Jan Van Balen

research · notes · thesis · press · talks · github

Why Hip-Hop is Interesting (for Music Information Retrieval)

[abstract] [my slides] [Ethan's slides]

At ISMIR 2016 I collaborated with Ethan Hein (NYU) and Dan Brown (UWaterloo) on a tutorial with the title: 'Why Hip-Hop is Interesting'. Following the example of similarly titled tutorials at previous editions of the conference, we wanted to look at a music genre that (we believe) deserves more attention from the community.

The tutorial was divided into four parts. In the first part, I talked about how the influence of hip-hop on popular music is hard to overstate, while at the same, it gets very little attention in Music Information Retrieval and digital musicology. I illustrated this with a case study on the absence of hip-hop from corpus analysis research, and the challenges around music description that arise in genres in which melody and harmony are less important than in music styles descended from the European classical tradition.

In the second part, Ethan Hein gave his own perspective on the importance of hip-hop, as a music educator and music education researcher with a particular interest an technology. You can read some of his arguments over at his blog. Dan Brown then talked about the analysis of rhyme. Finally, I presented a short overview of my research on sampling, arguing that any music informatics system that aspires to understand popular music should also understand sampling. I also come back to another point I want to make with this tutorial: crucial information will be lost when pop music is broken down to just those elements that can be encoded in Western music notation or symbolic digital formats.

Audio Corpus Analysis & Hooks


A talk about audio corpus analysis and the analysis hooks (slides are mostly figures). I presented a version of this talk ahead of my PhD defence, for an audience of mixed techical and musical background that also included my family. I presented an earlier (more detailed) version of this when I was invited by Bob Sturm to talk at the Center for Digital Music (Queen Mary University of London).

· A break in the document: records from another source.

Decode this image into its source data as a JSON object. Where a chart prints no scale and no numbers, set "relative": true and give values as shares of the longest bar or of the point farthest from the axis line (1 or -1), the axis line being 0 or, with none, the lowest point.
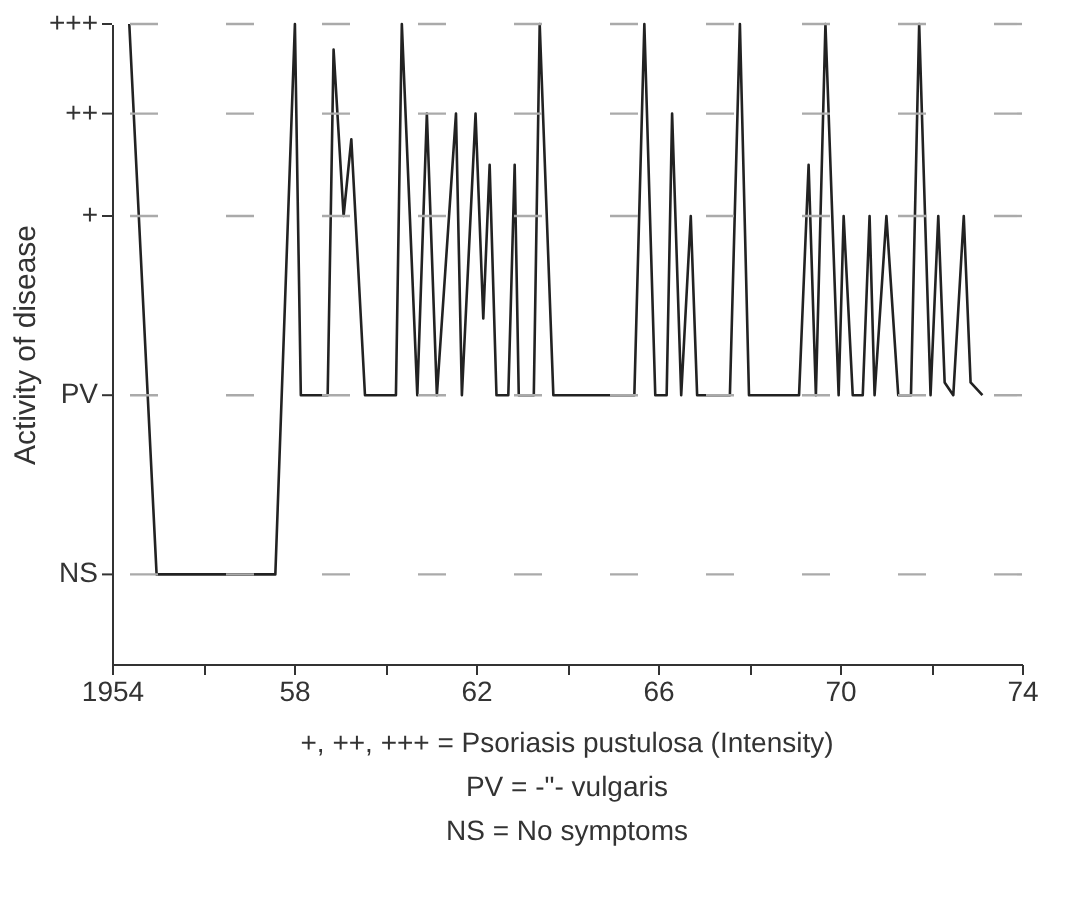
{
  "chart_data": {
    "type": "line",
    "ylabel": "Activity of disease",
    "relative": true,
    "annotations": [
      "+, ++, +++ = Psoriasis pustulosa (Intensity)",
      "PV =    -\"-    vulgaris",
      "NS = No symptoms"
    ],
    "x": [
      1954.38,
      1954.98,
      1957.59,
      1958.02,
      1958.15,
      1958.74,
      1958.87,
      1959.09,
      1959.26,
      1959.56,
      1960.24,
      1960.37,
      1960.71,
      1960.92,
      1961.14,
      1961.56,
      1961.69,
      1961.99,
      1962.16,
      1962.3,
      1962.45,
      1962.71,
      1962.85,
      1962.94,
      1963.27,
      1963.4,
      1963.7,
      1965.48,
      1965.7,
      1965.94,
      1966.19,
      1966.31,
      1966.51,
      1966.72,
      1966.86,
      1967.58,
      1967.8,
      1968.0,
      1969.1,
      1969.31,
      1969.47,
      1969.68,
      1969.97,
      1970.08,
      1970.28,
      1970.5,
      1970.65,
      1970.76,
      1971.02,
      1971.28,
      1971.56,
      1971.74,
      1971.99,
      1972.16,
      1972.3,
      1972.49,
      1972.72,
      1972.87,
      1973.13
    ],
    "series": [
      {
        "color": "#222222",
        "values": [
          1,
          0.14,
          0.14,
          1,
          0.42,
          0.42,
          0.96,
          0.7,
          0.82,
          0.42,
          0.42,
          1,
          0.42,
          0.86,
          0.42,
          0.86,
          0.42,
          0.86,
          0.54,
          0.78,
          0.42,
          0.42,
          0.78,
          0.42,
          0.42,
          1,
          0.42,
          0.42,
          1,
          0.42,
          0.42,
          0.86,
          0.42,
          0.7,
          0.42,
          0.42,
          1,
          0.42,
          0.42,
          0.78,
          0.42,
          1,
          0.42,
          0.7,
          0.42,
          0.42,
          0.7,
          0.42,
          0.7,
          0.42,
          0.42,
          1,
          0.42,
          0.7,
          0.44,
          0.42,
          0.7,
          0.44,
          0.42
        ]
      }
    ],
    "xlim": [
      1954,
      1974
    ],
    "xticks": [
      {
        "value": 1954,
        "label": "1954"
      },
      {
        "value": 1956,
        "label": null
      },
      {
        "value": 1958,
        "label": "58"
      },
      {
        "value": 1960,
        "label": null
      },
      {
        "value": 1962,
        "label": "62"
      },
      {
        "value": 1964,
        "label": null
      },
      {
        "value": 1966,
        "label": "66"
      },
      {
        "value": 1968,
        "label": null
      },
      {
        "value": 1970,
        "label": "70"
      },
      {
        "value": 1972,
        "label": null
      },
      {
        "value": 1974,
        "label": "74"
      }
    ],
    "ref_lines": [
      {
        "axis": "y",
        "value": 0.14,
        "label": "NS",
        "color": "#aaaaaa",
        "line_style": "dashed"
      },
      {
        "axis": "y",
        "value": 0.42,
        "label": "PV",
        "color": "#aaaaaa",
        "line_style": "dashed"
      },
      {
        "axis": "y",
        "value": 0.7,
        "label": "+",
        "color": "#aaaaaa",
        "line_style": "dashed"
      },
      {
        "axis": "y",
        "value": 0.86,
        "label": "++",
        "color": "#aaaaaa",
        "line_style": "dashed"
      },
      {
        "axis": "y",
        "value": 1,
        "label": "+++",
        "color": "#aaaaaa",
        "line_style": "dashed"
      }
    ],
    "legend": false,
    "marker": "none",
    "line_style": "solid"
  }
}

Corpus Analysis Tools for Computational Hook Discovery

[slides] [paper] [code]

ISMIR 2015 presentation on our analysis of the data from our game (Hooked!). The talk focuses on our contributions to the audio description and statistical analysis of popular music data. It also mentions the CATCHY toolbox, which is since available on Github.


Compared to studies with symbolic music data, advances in music description from audio have overwhelmingly focused on ground truth reconstruction and maximizing prediction accuracy, with only a small fraction of studies using audio description to gain insight into musical data. We present a strategy for the corpus analysis of audio data that is optimized for interpretable results. The approach brings two previously unexplored concepts to the audio domain: audio bigram distributions, and the use of corpus-relative or 'second-order' descriptors. To test the real-world applicability of our method, we present an experiment in which we model song recognition data collected in a widely-played music game. By using the proposed corpus analysis pipeline we are able to present a cognitively adequate analysis that allows a model interpretation in terms of the listening history and experience of our participants. We find that our corpus-based audio features are able to explain a comparable amount of variance to symbolic features for this task when used alone and that they can supplement symbolic features profitably when the two types of features are used in tandem. Finally, we highlight new insights into what makes music recognizable.